Это — конечная остановка. Чтобы выбраться отсюда, надо надеяться в первую очередь на себя. И особенно философию не разводить. Некогда. А что их, бездомных, побитых жизнью людей, совсем скоро вытеснят на улицу, неважно, украдешь ты еще тот мех цемента или нет, это факт: та, левая сторона, наступает, словно вал, на середину, и они, бомжи, отступают, прижимаются, теснятся к правой... Хотя все они понимают — это не просто вал, это наступает на них новая жизнь, обретает вторую молодость и Дом коммуны... И весь город хорошеет, преображается... И люди становятся более нарядными, с добрыми улыбками на лицах... Они рожают детей, строят жилье, шьют одежду на «Коминтерне», делают комбайны на «Сельмаше», станки на заводе имени Кирова, сладости на знаменитой фабрике «Спартак»...

Но вот однажды в Доме коммуны появился мэр города. Василий Леонидович искал Володьку и был рад, что это ему наконец-то удалось сделать. А когда он увидел рядом с ним еще десятка два людей, таких же замызганных, как и его бывший однокурсник, то, к чести Бубнова, он не растерялся и сначала распорядился, чтобы срочно подогнали сюда автобус, а только тогда протянул руку Володьке: ну, здравствуй, разгильдяй!..

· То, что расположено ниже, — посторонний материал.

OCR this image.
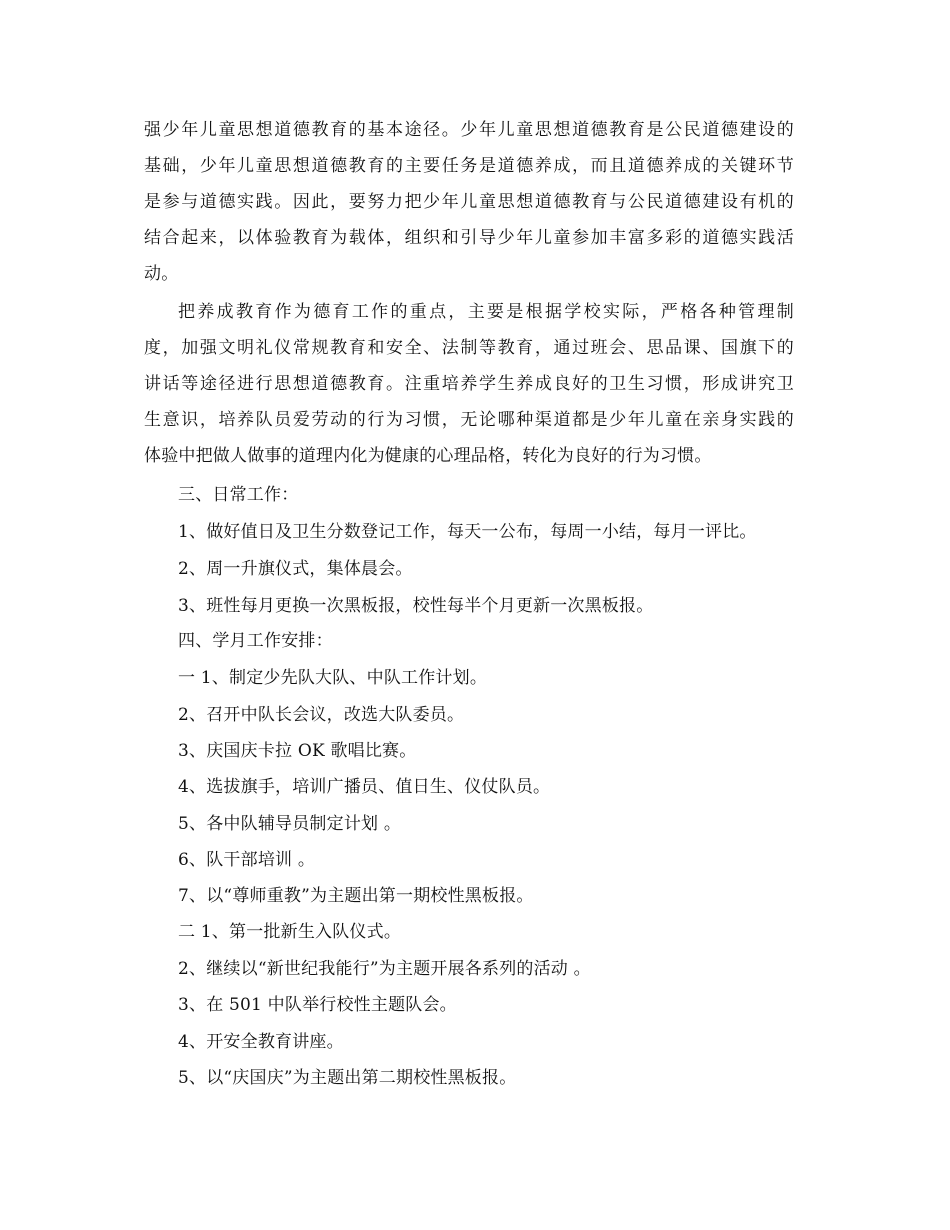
强少年儿童思想道德教育的基本途径。少年儿童思想道德教育是公民道德建设的
基础，少年儿童思想道德教育的主要任务是道德养成，而且道德养成的关键环节
是参与道德实践。因此，要努力把少年儿童思想道德教育与公民道德建设有机的
结合起来，以体验教育为载体，组织和引导少年儿童参加丰富多彩的道德实践活
动。
把养成教育作为德育工作的重点，主要是根据学校实际，严格各种管理制
度，加强文明礼仪常规教育和安全、法制等教育，通过班会、思品课、国旗下的
讲话等途径进行思想道德教育。注重培养学生养成良好的卫生习惯，形成讲究卫
生意识，培养队员爱劳动的行为习惯，无论哪种渠道都是少年儿童在亲身实践的
体验中把做人做事的道理内化为健康的心理品格，转化为良好的行为习惯。
三、日常工作：
1、做好值日及卫生分数登记工作，每天一公布，每周一小结，每月一评比。
2、周一升旗仪式，集体晨会。
3、班性每月更换一次黑板报，校性每半个月更新一次黑板报。
四、学月工作安排：
一 1、制定少先队大队、中队工作计划。
2、召开中队长会议，改选大队委员。
3、庆国庆卡拉 OK 歌唱比赛。
4、选拔旗手，培训广播员、值日生、仪仗队员。
5、各中队辅导员制定计划 。
6、队干部培训 。
7、以“尊师重教”为主题出第一期校性黑板报。
二 1、第一批新生入队仪式。
2、继续以“新世纪我能行”为主题开展各系列的活动 。
3、在 501 中队举行校性主题队会。
4、开安全教育讲座。
5、以“庆国庆”为主题出第二期校性黑板报。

Раздел 31. И опять окно...

К нему, окну, сейчас уже почти не подходит Степан Данилович Хоменок. Хочется, тянет к окну, но ему теперь радости мало — что на стену смотреть, что в оконное стекло: ослеп. Катаракта. Да, правду говоря, и нагляделся. Хватает впечатлений. Из последнего, что едва смог прочитать, так это растяжку на Доме коммуны, из которой узнал, что страна готовится к первым президентским выборам... Это известие заинтриговало.

Недавно вот Володька заходил, говорил, будто первые новоселы появились в Доме коммуны, заселяются под музыку. И рассказал старику, что он уже не живет в Доме коммуны. Приехал как-то мэр, загрузил всех в автобус и прямым ходом в баню. А потом нарядил всех в какую-то спецовку и разместил под городом в деревне — там всем места хватило. Как и работы. В основном на фермах. Прикрепил и нарколога к ним. Девушку. Да такую, что хочешь не хочешь, а ноги сами топают в местный фельдшерский пункт. Вот так-то, Данилыч! «Я ж говорил, что у меня мэр друг, а ты не верил. А?» Что же касается Дома коммуны, то те хитро делают, мудрецы этакие: одну сторону реставрируют понемножку, будто крадучись по минному полю, осторожно, не спеша работают, и сразу — хоп, заселяют, словно боятся, что кто-то опередит, отнимет у них то жилье.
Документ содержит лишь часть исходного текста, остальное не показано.